In the late 80s and the early 90s, many filmmakers of repute started making feature length films for Doordarshan. These films featured prominent actors and technicians from the film world and after being telecast on a Sunday afternoon, they would be played intermittently on the channel in the next couple of months. Later, privately owned and controlled TV networks like Zee and Star followed suit and got a couple of films produced exclusively for television. This trend, for various reasons, did not last for long. In the recent past, with the advent of digital streaming platforms, a lot of films started being showcased directly on these platforms.
‘Footfairy’, the new investigative thriller featuring a cast headlined by Gulshan Devaiah, will get a direct-to-TV release on &Pictures. Despite the internet boom, TV continues to be a medium that enjoys widespread popularity and is consumed much more than any other medium of entertainment in the country. Thus, releasing the film on TV is a good step towards determining whether this medium is as effective as the streaming platforms to put out on smaller films.
Vivaan Deshmukh (Gulshan Devaiah) is one of the most competent officers working in the CBI. As one can gauge from the various newspaper clippings at his residence, he is a man who has a reputation for solving the most complex cases. This time, Vivaan and his team are troubled with the emergence of a serial killer whom the media addresses to call the ‘Footfairy’. The reason behind this unidentified person being named so is the fact that he chops off the feet of the women whom he murders.

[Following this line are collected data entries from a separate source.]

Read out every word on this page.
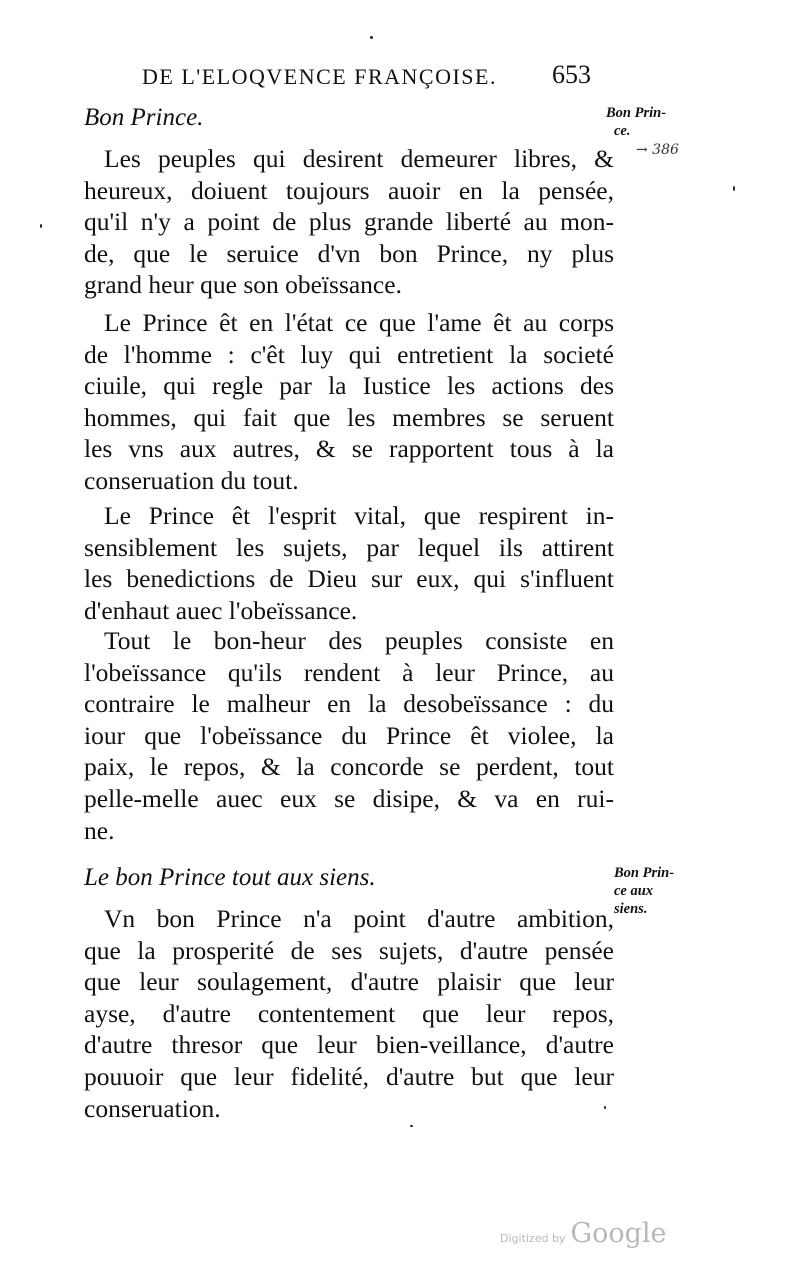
DE L'ELOQVENCE FRANÇOISE. 653
Bon Prince.	Bon Prin-
ce.
→ 386
Les peuples qui desirent demeurer libres, &
heureux, doiuent toujours auoir en la pensée,
qu'il n'y a point de plus grande liberté au mon-
de, que le seruice d'vn bon Prince, ny plus
grand heur que son obeïssance.
Le Prince êt en l'état ce que l'ame êt au corps
de l'homme : c'êt luy qui entretient la societé
ciuile, qui regle par la Iustice les actions des
hommes, qui fait que les membres se seruent
les vns aux autres, & se rapportent tous à la
conseruation du tout.
Le Prince êt l'esprit vital, que respirent in-
sensiblement les sujets, par lequel ils attirent
les benedictions de Dieu sur eux, qui s'influent
d'enhaut auec l'obeïssance.
Tout le bon-heur des peuples consiste en
l'obeïssance qu'ils rendent à leur Prince, au
contraire le malheur en la desobeïssance : du
iour que l'obeïssance du Prince êt violee, la
paix, le repos, & la concorde se perdent, tout
pelle-melle auec eux se disipe, & va en rui-
ne.
Le bon Prince tout aux siens.	Bon Prin-
ce aux
siens.
Vn bon Prince n'a point d'autre ambition,
que la prosperité de ses sujets, d'autre pensée
que leur soulagement, d'autre plaisir que leur
ayse, d'autre contentement que leur repos,
d'autre thresor que leur bien-veillance, d'autre
pouuoir que leur fidelité, d'autre but que leur
conseruation.
Digitized by Google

The first murder (on-screen) takes place just two minutes after the film has commenced; even before the opening credits roll. As a viewer, you are instantly hooked and as Gulshan Devaiah makes his entry, you expect the proceedings to get more interesting. The prospective of building a narrative around a serial killer who has a foot fetish is very interesting. In the first hour, there are couple of thrilling sequences that keep you invested in the film as a viewer. However, many of the twists which come across are predictable or the kind which one has come across is several films in this genre. The screenplay leads the viewer on certain tracks in a bid to make him a little confused but even an average viewer would know where he is being led to. Having said that, a couple of turns in the pre-intermission portion do take you by surprise.
After a few bumps in the first half, the film manages to recover lost ground in the second half. A key character (Kunaal Roy Kapur) is introduced who ends up becoming the prime suspect. Vivaan is convinced he is the man behind all the killings but does not have the requisite evidence to back his claim. Is Vivaan’s instinct leading him in the right direction or has the killer gone way beyond his reach? With the kind of energies a viewer would invest in guessing the identity of the killer, the culmination might leave you with mixed feelings. Some discerning viewers might not have much of an issue with it though.
‘Footfairy’ rests on the shoulders of its leading man who, as always, is in a fine form. It is a fairly well-made thriller that takes the kind of approach very few films in this genre do. If the idea of an inconclusive mystery interests you, you would not mind giving two hours of your life to this film.